Is the individual mandate "prohibited" by the Constitution? Is it being use to accomplish an object not intrusted to the government? This citation is nonsensical. The judge argues:
[T[he means used to serve [the health bill's] end must be “appropriate,” “plainly adapted,” and not “prohibited” or inconsistent “with the letter and spirit of the constitution.” [.. .] The Necessary and Proper Clause cannot be utilized to “pass laws for the accomplishment of objects” that are not within Congress’ enumerated powers. As the previous analysis of the defendants’ Commerce Clause argument reveals, the
individual mandate is neither within the letter nor the spirit of the Constitution.
This reasoning turns McCollough on its head. The issue is not whether the Constitution empowers Congress to enact an individual mandate, but rather whether the object of Congress' use of the individual mandate is a purpose permitted by the Constitution. The judge concedes the object is Constitutional and that the Constitution does not prohibit an individual mandate.
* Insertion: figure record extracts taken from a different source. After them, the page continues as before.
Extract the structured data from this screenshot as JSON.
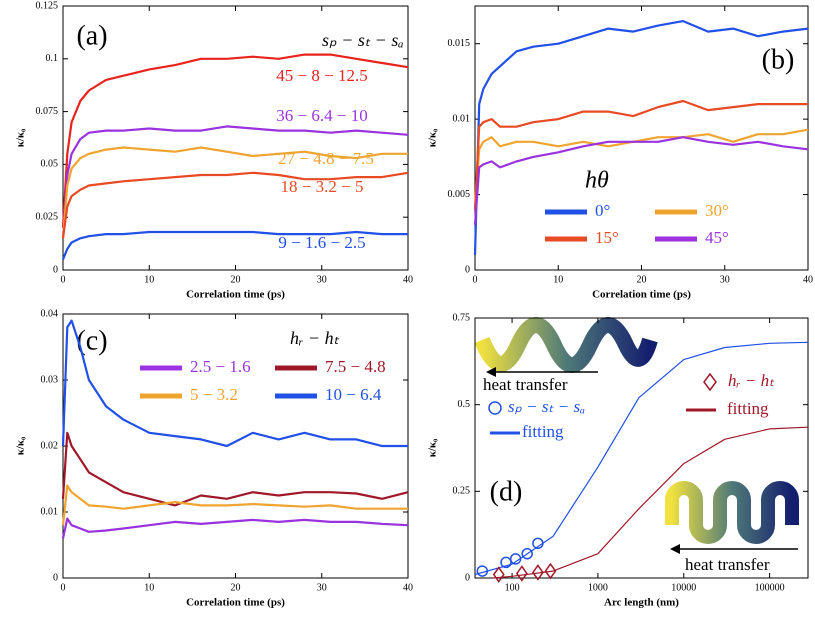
{
  "chart_data": [
    {
      "type": "line",
      "label": "(a)",
      "legend_title": "sₚ − sₜ − sₐ",
      "xlabel": "Correlation time (ps)",
      "ylabel": "κ/κ₀",
      "x": [
        0,
        0.5,
        1,
        2,
        3,
        5,
        7,
        10,
        13,
        16,
        19,
        22,
        25,
        28,
        31,
        34,
        37,
        40
      ],
      "xlim": [
        0,
        40
      ],
      "xticks": [
        0,
        10,
        20,
        30,
        40
      ],
      "ylim": [
        0,
        0.125
      ],
      "yticks": [
        0,
        0.025,
        0.05,
        0.075,
        0.1,
        0.125
      ],
      "legend": "inline",
      "series": [
        {
          "name": "45 − 8 − 12.5",
          "color": "#e8231c",
          "values": [
            0.02,
            0.055,
            0.07,
            0.08,
            0.085,
            0.09,
            0.092,
            0.095,
            0.097,
            0.1,
            0.1,
            0.101,
            0.1,
            0.102,
            0.102,
            0.1,
            0.098,
            0.096
          ]
        },
        {
          "name": "36 − 6.4 − 10",
          "color": "#9a32e0",
          "values": [
            0.015,
            0.045,
            0.055,
            0.062,
            0.065,
            0.066,
            0.066,
            0.067,
            0.066,
            0.066,
            0.068,
            0.067,
            0.066,
            0.066,
            0.065,
            0.066,
            0.065,
            0.064
          ]
        },
        {
          "name": "27 − 4.8 − 7.5",
          "color": "#f0a430",
          "values": [
            0.015,
            0.04,
            0.048,
            0.053,
            0.055,
            0.057,
            0.058,
            0.057,
            0.056,
            0.058,
            0.056,
            0.054,
            0.055,
            0.056,
            0.054,
            0.053,
            0.055,
            0.055
          ]
        },
        {
          "name": "18 − 3.2 − 5",
          "color": "#e84a24",
          "values": [
            0.015,
            0.03,
            0.035,
            0.038,
            0.04,
            0.041,
            0.042,
            0.043,
            0.044,
            0.045,
            0.045,
            0.046,
            0.045,
            0.043,
            0.043,
            0.044,
            0.044,
            0.046
          ]
        },
        {
          "name": "9 − 1.6 − 2.5",
          "color": "#2050e8",
          "values": [
            0.005,
            0.01,
            0.013,
            0.015,
            0.016,
            0.017,
            0.017,
            0.018,
            0.018,
            0.018,
            0.018,
            0.018,
            0.017,
            0.017,
            0.017,
            0.018,
            0.017,
            0.017
          ]
        }
      ]
    },
    {
      "type": "line",
      "label": "(b)",
      "legend_title": "hθ",
      "xlabel": "Correlation time (ps)",
      "ylabel": "κ/κ₀",
      "x": [
        0,
        0.5,
        1,
        2,
        3,
        5,
        7,
        10,
        13,
        16,
        19,
        22,
        25,
        28,
        31,
        34,
        37,
        40
      ],
      "xlim": [
        0,
        40
      ],
      "xticks": [
        0,
        10,
        20,
        30,
        40
      ],
      "ylim": [
        0,
        0.0175
      ],
      "yticks": [
        0,
        0.005,
        0.01,
        0.015
      ],
      "legend": "box",
      "series": [
        {
          "name": "0°",
          "color": "#2050e8",
          "values": [
            0.001,
            0.011,
            0.012,
            0.013,
            0.0135,
            0.0145,
            0.0148,
            0.015,
            0.0155,
            0.016,
            0.0158,
            0.0162,
            0.0165,
            0.0158,
            0.016,
            0.0155,
            0.0158,
            0.016
          ]
        },
        {
          "name": "30°",
          "color": "#f0a430",
          "values": [
            0.004,
            0.008,
            0.0085,
            0.0088,
            0.0082,
            0.0085,
            0.0085,
            0.0082,
            0.0085,
            0.0082,
            0.0085,
            0.0088,
            0.0088,
            0.009,
            0.0085,
            0.009,
            0.009,
            0.0093
          ]
        },
        {
          "name": "15°",
          "color": "#e84a24",
          "values": [
            0.004,
            0.0095,
            0.0098,
            0.01,
            0.0095,
            0.0095,
            0.0098,
            0.01,
            0.0105,
            0.0105,
            0.0102,
            0.0108,
            0.0112,
            0.0106,
            0.0108,
            0.011,
            0.011,
            0.011
          ]
        },
        {
          "name": "45°",
          "color": "#9a32e0",
          "values": [
            0.003,
            0.0068,
            0.007,
            0.0072,
            0.0068,
            0.0072,
            0.0075,
            0.0078,
            0.0082,
            0.0085,
            0.0085,
            0.0085,
            0.0088,
            0.0085,
            0.0083,
            0.0085,
            0.0082,
            0.008
          ]
        }
      ]
    },
    {
      "type": "line",
      "label": "(c)",
      "legend_title": "hᵣ − hₜ",
      "xlabel": "Correlation time (ps)",
      "ylabel": "κ/κ₀",
      "x": [
        0,
        0.5,
        1,
        2,
        3,
        5,
        7,
        10,
        13,
        16,
        19,
        22,
        25,
        28,
        31,
        34,
        37,
        40
      ],
      "xlim": [
        0,
        40
      ],
      "xticks": [
        0,
        10,
        20,
        30,
        40
      ],
      "ylim": [
        0,
        0.04
      ],
      "yticks": [
        0,
        0.01,
        0.02,
        0.03,
        0.04
      ],
      "legend": "box",
      "series": [
        {
          "name": "2.5 − 1.6",
          "color": "#9a32e0",
          "values": [
            0.006,
            0.009,
            0.008,
            0.0075,
            0.007,
            0.0072,
            0.0075,
            0.008,
            0.0085,
            0.0082,
            0.0085,
            0.0088,
            0.0085,
            0.0088,
            0.0085,
            0.0085,
            0.0082,
            0.008
          ]
        },
        {
          "name": "7.5 − 4.8",
          "color": "#a01828",
          "values": [
            0.012,
            0.022,
            0.02,
            0.018,
            0.016,
            0.0145,
            0.013,
            0.012,
            0.011,
            0.0125,
            0.012,
            0.013,
            0.0125,
            0.013,
            0.013,
            0.0128,
            0.012,
            0.013
          ]
        },
        {
          "name": "5 − 3.2",
          "color": "#f0a430",
          "values": [
            0.008,
            0.014,
            0.013,
            0.012,
            0.011,
            0.0108,
            0.0105,
            0.011,
            0.0115,
            0.011,
            0.011,
            0.0112,
            0.011,
            0.0108,
            0.011,
            0.0105,
            0.0105,
            0.0105
          ]
        },
        {
          "name": "10 − 6.4",
          "color": "#2050e8",
          "values": [
            0.02,
            0.038,
            0.039,
            0.035,
            0.03,
            0.026,
            0.024,
            0.022,
            0.0215,
            0.021,
            0.02,
            0.022,
            0.021,
            0.022,
            0.021,
            0.021,
            0.02,
            0.02
          ]
        }
      ]
    },
    {
      "type": "scatter",
      "label": "(d)",
      "xlabel": "Arc length (nm)",
      "ylabel": "κ/κ₀",
      "xscale": "log",
      "xlim": [
        37,
        280000
      ],
      "xticks": [
        100,
        1000,
        10000,
        100000
      ],
      "ylim": [
        0,
        0.75
      ],
      "yticks": [
        0,
        0.25,
        0.5,
        0.75
      ],
      "legend": "box",
      "annotations": [
        "heat transfer",
        "heat transfer"
      ],
      "series": [
        {
          "name": "sₚ − sₜ − sₐ",
          "color": "#2050e8",
          "marker": "circle",
          "x": [
            45,
            85,
            110,
            150,
            200
          ],
          "values": [
            0.02,
            0.045,
            0.055,
            0.07,
            0.1
          ]
        },
        {
          "name": "fitting",
          "color": "#2050e8",
          "marker": "line",
          "x": [
            37,
            100,
            300,
            1000,
            3000,
            10000,
            30000,
            100000,
            280000
          ],
          "values": [
            0.01,
            0.04,
            0.12,
            0.32,
            0.52,
            0.63,
            0.665,
            0.677,
            0.68
          ]
        },
        {
          "name": "hᵣ − hₜ",
          "color": "#a01828",
          "marker": "diamond",
          "x": [
            70,
            130,
            200,
            280
          ],
          "values": [
            0.01,
            0.013,
            0.016,
            0.02
          ]
        },
        {
          "name": "fitting",
          "color": "#a01828",
          "marker": "line",
          "x": [
            60,
            100,
            300,
            1000,
            3000,
            10000,
            30000,
            100000,
            280000
          ],
          "values": [
            0,
            0.005,
            0.02,
            0.07,
            0.2,
            0.33,
            0.4,
            0.43,
            0.435
          ]
        }
      ]
    }
  ]
}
Thus, the reasoning even this judge applies compels a finding that the individual mandate is in fact constitutional.
In the end, the judge bootstraps the individual mandate to declare the entire health bill unconstitutional because, the judge argues, the mandate is essential to the functioning of the entire scheme. How this squares with the mandate not being "necessary and proper" is beyond me.
The decision however, has a better chance of succeeding in higher courts precisely because of the non-severability decision. The insurance companies will be happy with this decision, as opposed to the Virginia decision which struck down the mandate but not the health bill.
That said, I doubt any of these decisions survive. But it would be ironic if the wonks' love of the mandate ends up killing the health biil.